Anders Klostergaard Petersen
is senior lecturer in Science of Religion, Aarhus University, specializing in formative Christ-religion and evolutionary approaches to religion. He has recently co-authored with Turner, Maryanski, and Geertz, The Emergence and Evolution of Religion: By Means of Natural Selection.
Lars Madsen
holds a Master in The Study of Religion and Philosophy. He has written about the intersection between religion and philosophy in Ludwig Wittgenstein’s philosophy and has a special interest in the philosophical implications of The Cognitive Science of Religion.
Jørgen Podemann Sørensen
is emeritus associate professor of History of Religions at the University of Copenhagen, specializing in ancient Egyptian religion, Hermeticism and the comparative study of ritual. He is editor and author of Danish textbooks of History of Religions. Current research topic: the ancient Egyptian roots of Hermetic texts.
Jörg Rüpke
is a Fellow in Religious Studies and Vice-director of the Max Weber Centre at Erfurt, Germany.

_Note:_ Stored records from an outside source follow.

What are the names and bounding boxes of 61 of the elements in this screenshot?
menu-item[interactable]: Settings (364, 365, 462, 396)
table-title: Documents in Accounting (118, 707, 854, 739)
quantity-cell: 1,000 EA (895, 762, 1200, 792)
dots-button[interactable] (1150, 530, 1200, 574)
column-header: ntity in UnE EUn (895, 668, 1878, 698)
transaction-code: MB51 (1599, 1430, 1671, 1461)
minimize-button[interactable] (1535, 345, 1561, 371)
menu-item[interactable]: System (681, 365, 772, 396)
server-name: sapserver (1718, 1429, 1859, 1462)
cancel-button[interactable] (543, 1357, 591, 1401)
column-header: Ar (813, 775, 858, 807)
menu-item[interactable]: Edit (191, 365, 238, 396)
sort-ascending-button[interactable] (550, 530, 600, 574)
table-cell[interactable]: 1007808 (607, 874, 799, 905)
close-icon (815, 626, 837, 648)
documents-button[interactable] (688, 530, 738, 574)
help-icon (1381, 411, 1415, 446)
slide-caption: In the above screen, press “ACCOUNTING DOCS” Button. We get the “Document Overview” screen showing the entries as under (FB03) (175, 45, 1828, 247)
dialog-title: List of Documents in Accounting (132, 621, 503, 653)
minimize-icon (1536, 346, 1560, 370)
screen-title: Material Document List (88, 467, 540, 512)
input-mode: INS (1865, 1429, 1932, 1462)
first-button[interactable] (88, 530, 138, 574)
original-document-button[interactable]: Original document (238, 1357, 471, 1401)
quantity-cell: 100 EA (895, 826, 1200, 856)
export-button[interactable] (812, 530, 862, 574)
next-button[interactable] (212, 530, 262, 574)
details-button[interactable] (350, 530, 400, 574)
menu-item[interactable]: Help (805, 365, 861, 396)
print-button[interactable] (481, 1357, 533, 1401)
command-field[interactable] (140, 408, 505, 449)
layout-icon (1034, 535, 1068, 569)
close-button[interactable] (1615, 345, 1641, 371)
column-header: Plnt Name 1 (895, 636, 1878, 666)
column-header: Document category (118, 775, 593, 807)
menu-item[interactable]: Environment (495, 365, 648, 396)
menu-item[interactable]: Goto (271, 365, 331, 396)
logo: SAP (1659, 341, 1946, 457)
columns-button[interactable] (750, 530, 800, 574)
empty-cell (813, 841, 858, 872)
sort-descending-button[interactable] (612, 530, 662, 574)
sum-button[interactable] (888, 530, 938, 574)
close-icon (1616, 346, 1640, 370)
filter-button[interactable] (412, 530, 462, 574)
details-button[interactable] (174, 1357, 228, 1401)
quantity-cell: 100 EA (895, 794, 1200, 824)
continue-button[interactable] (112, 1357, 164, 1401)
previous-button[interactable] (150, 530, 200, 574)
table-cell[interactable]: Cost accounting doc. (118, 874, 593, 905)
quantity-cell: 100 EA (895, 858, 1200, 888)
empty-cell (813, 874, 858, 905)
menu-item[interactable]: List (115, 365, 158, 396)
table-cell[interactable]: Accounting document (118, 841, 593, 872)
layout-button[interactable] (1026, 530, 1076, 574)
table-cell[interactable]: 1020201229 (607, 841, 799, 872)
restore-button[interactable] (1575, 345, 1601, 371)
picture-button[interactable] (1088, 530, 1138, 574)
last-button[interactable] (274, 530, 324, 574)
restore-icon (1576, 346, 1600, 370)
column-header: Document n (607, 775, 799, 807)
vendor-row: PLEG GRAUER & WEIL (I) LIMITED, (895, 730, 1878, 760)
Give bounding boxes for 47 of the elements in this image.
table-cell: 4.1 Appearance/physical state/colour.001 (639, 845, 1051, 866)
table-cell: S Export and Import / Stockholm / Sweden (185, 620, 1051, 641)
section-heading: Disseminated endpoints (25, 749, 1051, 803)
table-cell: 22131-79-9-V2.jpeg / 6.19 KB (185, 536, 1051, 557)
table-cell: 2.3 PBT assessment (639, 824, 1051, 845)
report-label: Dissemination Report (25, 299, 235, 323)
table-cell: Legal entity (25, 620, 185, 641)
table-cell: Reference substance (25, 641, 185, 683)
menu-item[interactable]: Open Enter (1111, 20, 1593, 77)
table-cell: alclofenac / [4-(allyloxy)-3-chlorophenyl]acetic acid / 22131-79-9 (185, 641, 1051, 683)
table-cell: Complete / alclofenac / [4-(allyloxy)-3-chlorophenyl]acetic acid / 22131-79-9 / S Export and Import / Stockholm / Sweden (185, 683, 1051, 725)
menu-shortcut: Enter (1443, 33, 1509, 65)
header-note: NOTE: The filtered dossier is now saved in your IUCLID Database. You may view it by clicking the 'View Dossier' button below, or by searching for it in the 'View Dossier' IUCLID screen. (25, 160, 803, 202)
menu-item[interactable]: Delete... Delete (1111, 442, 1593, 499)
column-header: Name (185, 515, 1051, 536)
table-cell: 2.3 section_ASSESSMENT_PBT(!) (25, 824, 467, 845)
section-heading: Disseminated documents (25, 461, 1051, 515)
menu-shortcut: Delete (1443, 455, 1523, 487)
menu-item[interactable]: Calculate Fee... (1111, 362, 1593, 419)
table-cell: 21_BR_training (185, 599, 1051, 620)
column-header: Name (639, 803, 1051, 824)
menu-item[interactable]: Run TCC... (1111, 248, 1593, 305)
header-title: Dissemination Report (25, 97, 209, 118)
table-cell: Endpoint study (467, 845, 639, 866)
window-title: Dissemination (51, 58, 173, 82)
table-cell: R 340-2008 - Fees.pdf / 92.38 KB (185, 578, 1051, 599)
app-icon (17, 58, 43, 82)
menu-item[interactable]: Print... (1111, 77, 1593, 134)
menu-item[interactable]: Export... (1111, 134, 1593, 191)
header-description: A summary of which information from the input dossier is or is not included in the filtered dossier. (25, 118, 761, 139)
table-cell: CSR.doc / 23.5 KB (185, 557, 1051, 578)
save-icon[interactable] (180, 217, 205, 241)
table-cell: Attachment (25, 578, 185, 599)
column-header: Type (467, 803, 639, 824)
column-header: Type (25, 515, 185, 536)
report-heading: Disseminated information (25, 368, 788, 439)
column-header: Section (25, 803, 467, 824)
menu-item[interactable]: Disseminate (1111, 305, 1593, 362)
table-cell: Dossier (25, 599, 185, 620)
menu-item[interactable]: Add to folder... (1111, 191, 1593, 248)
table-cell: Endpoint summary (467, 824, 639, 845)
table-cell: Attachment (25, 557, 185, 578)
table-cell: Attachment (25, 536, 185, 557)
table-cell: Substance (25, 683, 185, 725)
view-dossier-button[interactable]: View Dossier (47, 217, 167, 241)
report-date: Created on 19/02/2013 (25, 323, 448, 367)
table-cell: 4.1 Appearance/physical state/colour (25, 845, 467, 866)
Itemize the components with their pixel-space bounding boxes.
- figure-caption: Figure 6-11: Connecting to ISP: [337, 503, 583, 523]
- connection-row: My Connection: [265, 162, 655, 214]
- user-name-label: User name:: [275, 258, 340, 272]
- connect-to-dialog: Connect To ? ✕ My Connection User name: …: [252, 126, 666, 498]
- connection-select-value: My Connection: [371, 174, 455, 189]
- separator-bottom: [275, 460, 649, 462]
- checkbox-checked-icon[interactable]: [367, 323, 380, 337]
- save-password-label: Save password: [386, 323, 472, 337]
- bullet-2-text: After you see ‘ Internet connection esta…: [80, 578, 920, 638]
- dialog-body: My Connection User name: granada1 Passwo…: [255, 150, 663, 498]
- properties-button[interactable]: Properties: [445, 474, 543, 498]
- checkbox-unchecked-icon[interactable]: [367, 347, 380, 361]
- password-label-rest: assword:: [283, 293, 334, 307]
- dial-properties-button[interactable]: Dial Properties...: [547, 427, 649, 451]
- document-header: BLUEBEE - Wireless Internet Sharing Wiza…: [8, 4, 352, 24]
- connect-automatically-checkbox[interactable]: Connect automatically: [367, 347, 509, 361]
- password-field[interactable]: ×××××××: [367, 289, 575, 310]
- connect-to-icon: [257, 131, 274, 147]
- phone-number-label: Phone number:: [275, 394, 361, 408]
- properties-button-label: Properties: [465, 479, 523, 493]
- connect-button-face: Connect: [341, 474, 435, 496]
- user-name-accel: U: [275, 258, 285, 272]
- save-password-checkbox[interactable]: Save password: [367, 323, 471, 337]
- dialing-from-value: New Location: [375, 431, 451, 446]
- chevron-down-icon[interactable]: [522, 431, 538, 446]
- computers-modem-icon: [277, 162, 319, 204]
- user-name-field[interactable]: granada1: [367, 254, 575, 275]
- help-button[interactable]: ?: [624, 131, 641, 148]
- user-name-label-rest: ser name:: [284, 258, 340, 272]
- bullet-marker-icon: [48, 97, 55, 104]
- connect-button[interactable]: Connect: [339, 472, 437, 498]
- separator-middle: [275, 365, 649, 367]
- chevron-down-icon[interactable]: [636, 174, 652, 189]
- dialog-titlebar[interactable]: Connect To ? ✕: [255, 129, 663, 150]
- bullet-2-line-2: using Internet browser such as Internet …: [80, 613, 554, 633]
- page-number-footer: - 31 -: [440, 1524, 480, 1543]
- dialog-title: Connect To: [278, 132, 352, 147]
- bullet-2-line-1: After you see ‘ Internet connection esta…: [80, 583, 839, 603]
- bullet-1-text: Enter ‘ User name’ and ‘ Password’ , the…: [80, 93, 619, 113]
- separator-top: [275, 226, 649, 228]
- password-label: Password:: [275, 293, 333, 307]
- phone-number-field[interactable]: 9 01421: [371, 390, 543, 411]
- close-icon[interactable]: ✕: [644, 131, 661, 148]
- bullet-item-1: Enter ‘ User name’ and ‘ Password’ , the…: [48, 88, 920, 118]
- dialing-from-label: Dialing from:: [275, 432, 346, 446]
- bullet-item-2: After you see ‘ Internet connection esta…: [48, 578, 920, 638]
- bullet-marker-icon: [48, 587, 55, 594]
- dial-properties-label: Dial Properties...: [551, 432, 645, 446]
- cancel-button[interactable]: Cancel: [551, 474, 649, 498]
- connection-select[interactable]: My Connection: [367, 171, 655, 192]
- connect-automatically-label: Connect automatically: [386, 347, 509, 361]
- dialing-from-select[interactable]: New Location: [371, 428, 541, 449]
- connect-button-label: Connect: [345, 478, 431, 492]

He has led projects on Lived Ancient Religion, Religious Individualisation in Historical Perspectives and is now Co-director of the Kolleg-Forschergruppe “Urbanity and Religion” (with Susanne Rau). Rüpke has published widely on Roman religion and ritual.
Jesper Frøkjær Sørensen
is senior lecturer in Comparative Religion at Aarhus University, Denmark specializing in cognitive and evolutionary approaches to ritual and magic, cognitive historiography and cultural immunology. He is the author of A Cognitive Theory of Magic (2007).
Dimitris Xygalatas
is an Associate Professor in Anthropology and Psychology at the University of Connecticut, where he directs the Experimental Anthropology Lab. His research focuses on ritual, cooperation, and the things that make us human. He is the author of The Burning Saints: Cognition and Culture in the Fire-walking Rituals of the Anastenaria (2012).